Typical with propane fireplaces.  It may be time to get in there, remove all the fake embers and rocks and do a good thorough vacuuming and cleaning.  It's true it is likely not getting enough air probably because of dust or dirt on the burner assembly.  Give that a shot, it's the cheapest thing to rule out.  Besides they should be cleaned yearly.


----------



## sinnian (Nov 12, 2008)

Same as above, BUT.................. he may also be getting black siding too if he has a direct vent and it isn't getting enough air.


----------



## jtp10181 (Nov 12, 2008)

Would be best to get a pro in there if you can. Probably just need a thorough cleaning. Could have something blocking the air shutter underneath (leaves, dead bat... whatever). Also could be blockage in the orifice or burner port holes. Something could have shifted inside the firebox causing flame impingement. There are lots of reasons why a gas fireplace could soot and LP is more sensitive to things that NG is.


----------



## LLigetfa (Nov 12, 2008)

The reason there isn't enough air might be because there is too much gas.  Pressure regulators are known to go bad raising the pressure at the jet.  More pressure means more gas flow, affecting the air/fuel ratio.

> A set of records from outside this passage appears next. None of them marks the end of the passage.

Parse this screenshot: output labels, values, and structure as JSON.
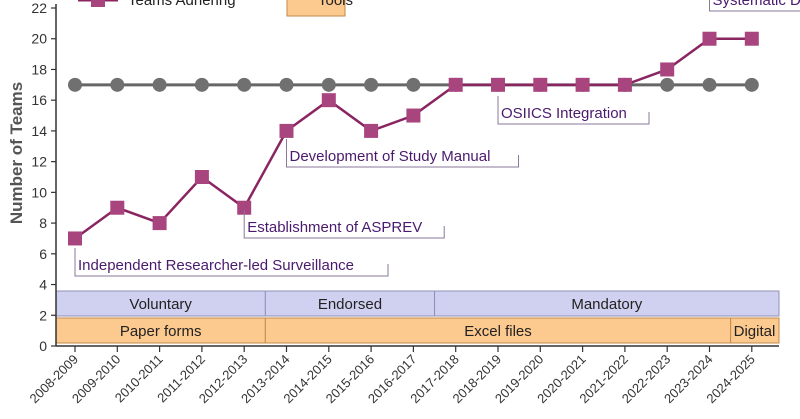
{
  "chart_data": {
    "type": "line",
    "ylabel": "Number of Teams",
    "xlabel": "",
    "ylim": [
      0,
      22
    ],
    "yticks": [
      "0",
      "2",
      "4",
      "6",
      "8",
      "10",
      "12",
      "14",
      "16",
      "18",
      "20",
      "22"
    ],
    "categories": [
      "2008-2009",
      "2009-2010",
      "2010-2011",
      "2011-2012",
      "2012-2013",
      "2013-2014",
      "2014-2015",
      "2015-2016",
      "2016-2017",
      "2017-2018",
      "2018-2019",
      "2019-2020",
      "2020-2021",
      "2021-2022",
      "2022-2023",
      "2023-2024",
      "2024-2025"
    ],
    "series": [
      {
        "name": "Teams Adhering",
        "values": [
          7,
          9,
          8,
          11,
          9,
          14,
          16,
          14,
          15,
          17,
          17,
          17,
          17,
          17,
          18,
          20,
          20
        ],
        "color": "#8b2561",
        "marker_color": "#a8457e"
      },
      {
        "name": "",
        "values": [
          17,
          17,
          17,
          17,
          17,
          17,
          17,
          17,
          17,
          17,
          17,
          17,
          17,
          17,
          17,
          17,
          17
        ],
        "color": "#666666",
        "marker_color": "#707070"
      }
    ],
    "legend": [
      {
        "label": "Teams Adhering",
        "kind": "series",
        "color": "#a8457e"
      },
      {
        "label": "Tools",
        "kind": "band",
        "color": "#fcc98f"
      }
    ],
    "annotations": [
      {
        "text": "Independent Researcher-led Surveillance",
        "category_index": 0
      },
      {
        "text": "Establishment of ASPREV",
        "category_index": 4
      },
      {
        "text": "Development of Study Manual",
        "category_index": 5
      },
      {
        "text": "OSIICS Integration",
        "category_index": 10
      },
      {
        "text": "Systematic Data Quality Control",
        "category_index": 15
      }
    ],
    "bands": [
      {
        "row": "policy",
        "color": "#d0d1f0",
        "segments": [
          {
            "label": "Voluntary",
            "from_index": 0,
            "to_index": 5
          },
          {
            "label": "Endorsed",
            "from_index": 5,
            "to_index": 9
          },
          {
            "label": "Mandatory",
            "from_index": 9,
            "to_index": 17
          }
        ]
      },
      {
        "row": "tools",
        "color": "#fcc98f",
        "segments": [
          {
            "label": "Paper forms",
            "from_index": 0,
            "to_index": 5
          },
          {
            "label": "Excel files",
            "from_index": 5,
            "to_index": 16
          },
          {
            "label": "Digital",
            "from_index": 16,
            "to_index": 17
          }
        ]
      }
    ],
    "grid": false
  }
}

Spiders are another source of problem.  They tend to clog up the air intake at the jet.


----------



## Inside Guy (Nov 15, 2008)

tonyg said:
			
		

> maybe you guys can help me out:  my brother-in-law has a vermont castings gas (propane) fireplace insert.  he's had it for five years without a problem.  this year the glass is turning black on him.  the outfit that installed it isn't being much help.  they claim it's not getting enough air, although the conditions haven't changed any.  then they said it's probably the propane.  sounds to me like they're not much interested in helping him out.  any ideas as to what would be causing this condition?   thanks for your help in advance.......tonyg



Also, once you're in the fireplace, verify that the primary air shutter (tube that connects burner to orifice/gas supply) is set correctly to the specifications in the manual.  In my opinion, an incorrect air shutter is the #1 cause of black residue inside the DV gas firebox... close second is incorrectly set logs.


----------



## R&D Guy (Nov 15, 2008)

I agree with Inside Guy, it's usually the air shutter or logs, but if it worked without issue for 5 years and this is a new problem, and you are sure no one has tampered with the unit, e.g.; got inside the unit and adjusted the primary air shutter, nothings in the flue/intake, the logs are in the same position etc. Then I wouldn't rule out the quality of the LP gas and I say this from experience. Sometimes when a tank has been used for a few years and has never gone "dry" it collects what I've understood is the heavier Butane. So when the tank gets low you end up burning butane gas which burns dirty in most LP appliances.

If your tank isn't low and you don't think its the quality of the gas, then as LLigetfa suggested, it could be your tank regulator has gone bad and is allowing too much gas pressure at the valve.

If you vacuum the unit out and it still soots then I'd call a dealer and have them take a look so they can confirm the pressures and BTU.


----------